There are many aspects of diversity to consider for broad inclusion, and the first step is to assess current gaps in diversity. Researchers have demonstrated a lack of diversity in genomics research using biogeographical ancestry groupings at the continental level, as well as sociocultural categories such as racial and ethnic identities⁷⁹. It is important to distinguish biological and sociocultural diversity, as sociocultural labels are not derived from genotype data, and vice versa.

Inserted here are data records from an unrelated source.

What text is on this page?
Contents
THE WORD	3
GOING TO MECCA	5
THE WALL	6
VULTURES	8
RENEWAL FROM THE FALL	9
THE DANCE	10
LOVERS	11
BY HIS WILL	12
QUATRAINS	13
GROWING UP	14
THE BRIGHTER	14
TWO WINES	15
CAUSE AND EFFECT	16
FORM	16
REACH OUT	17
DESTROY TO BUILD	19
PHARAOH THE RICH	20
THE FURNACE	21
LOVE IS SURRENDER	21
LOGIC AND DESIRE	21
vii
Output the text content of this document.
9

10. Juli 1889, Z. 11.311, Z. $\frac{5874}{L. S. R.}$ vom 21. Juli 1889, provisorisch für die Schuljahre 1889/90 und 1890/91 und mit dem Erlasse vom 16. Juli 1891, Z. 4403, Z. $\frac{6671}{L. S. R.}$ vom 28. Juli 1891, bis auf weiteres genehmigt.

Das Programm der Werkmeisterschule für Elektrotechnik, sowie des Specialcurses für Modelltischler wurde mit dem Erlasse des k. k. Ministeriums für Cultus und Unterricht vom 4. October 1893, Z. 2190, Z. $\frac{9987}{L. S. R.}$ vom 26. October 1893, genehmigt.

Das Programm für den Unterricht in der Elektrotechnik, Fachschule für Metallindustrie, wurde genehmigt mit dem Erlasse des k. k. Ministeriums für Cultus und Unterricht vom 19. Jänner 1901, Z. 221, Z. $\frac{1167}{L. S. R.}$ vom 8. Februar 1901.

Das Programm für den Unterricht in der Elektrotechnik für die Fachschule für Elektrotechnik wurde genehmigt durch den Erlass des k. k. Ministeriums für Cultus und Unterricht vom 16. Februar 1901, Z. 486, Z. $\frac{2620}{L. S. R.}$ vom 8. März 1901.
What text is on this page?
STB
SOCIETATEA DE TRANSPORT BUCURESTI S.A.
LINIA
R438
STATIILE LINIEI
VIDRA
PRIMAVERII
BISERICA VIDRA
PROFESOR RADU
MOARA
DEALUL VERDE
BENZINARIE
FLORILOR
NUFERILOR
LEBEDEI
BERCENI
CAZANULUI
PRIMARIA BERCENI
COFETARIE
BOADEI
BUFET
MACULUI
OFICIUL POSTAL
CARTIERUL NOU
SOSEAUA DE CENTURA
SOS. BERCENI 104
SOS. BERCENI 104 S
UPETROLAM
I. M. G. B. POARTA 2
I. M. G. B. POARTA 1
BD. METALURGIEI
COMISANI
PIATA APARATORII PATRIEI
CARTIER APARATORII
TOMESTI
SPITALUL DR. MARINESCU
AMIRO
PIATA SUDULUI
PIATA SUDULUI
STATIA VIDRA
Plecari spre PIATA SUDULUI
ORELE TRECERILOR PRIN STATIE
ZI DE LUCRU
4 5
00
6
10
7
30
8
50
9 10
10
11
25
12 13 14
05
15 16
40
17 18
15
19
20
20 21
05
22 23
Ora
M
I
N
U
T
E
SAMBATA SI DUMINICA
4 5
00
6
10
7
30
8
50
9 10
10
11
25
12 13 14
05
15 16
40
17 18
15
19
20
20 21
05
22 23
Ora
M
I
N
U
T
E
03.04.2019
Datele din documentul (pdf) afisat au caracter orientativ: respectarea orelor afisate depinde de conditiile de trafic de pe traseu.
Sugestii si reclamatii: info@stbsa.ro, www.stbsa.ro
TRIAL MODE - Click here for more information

Owing to gaps in genomic sampling worldwide, the distribution of allelic variants appears to be correlated with continental-level biogeographical ‘ancestry’. However, variants are rarely unique to a single biogeographical ‘population’, and factors such as effective population size, founder events and genetic drift are responsible for differences in allele frequencies between such groups.

Capturing the full range of human genomic diversity is a daunting task: some gaps are understood and predictable, but we also face ‘unknown’ unknowns. The initial HPRC dataset cannot be comprehensive of global genomic variation, but it can set a foundation to build on. The HPRC will initially produce high-quality genome data for 350 individuals (700 haploid genomes) selected to maximize global representation within the logistical constraints of the initial HPRC efforts. Strategic partnerships with organizations such as the GA4GH and H3Africa are underway, which we anticipate will help to facilitate international engagement and broaden our understanding of the cultural, ethical, legal, social and political considerations of the HPRC. However, further partnerships will be needed to include populations that are underrepresented or entirely missing from current data resources. The HPRC actively welcomes additional partners and collaborators to join us in rising to this challenge.

Embedded ELSI scholarship

Most human genomics has been based on individuals of European ancestry, and the datasets available for analyses are thus biased. As a result, current precision medicine is based on genomic variation found in populations with primarily European ancestry. Much of the global genetic diversity that contributes to clinical phenotypes is missing from clinical genetic tests. Many ethical, legal and social challenges arise in efforts to include previously excluded populations, communities or groups.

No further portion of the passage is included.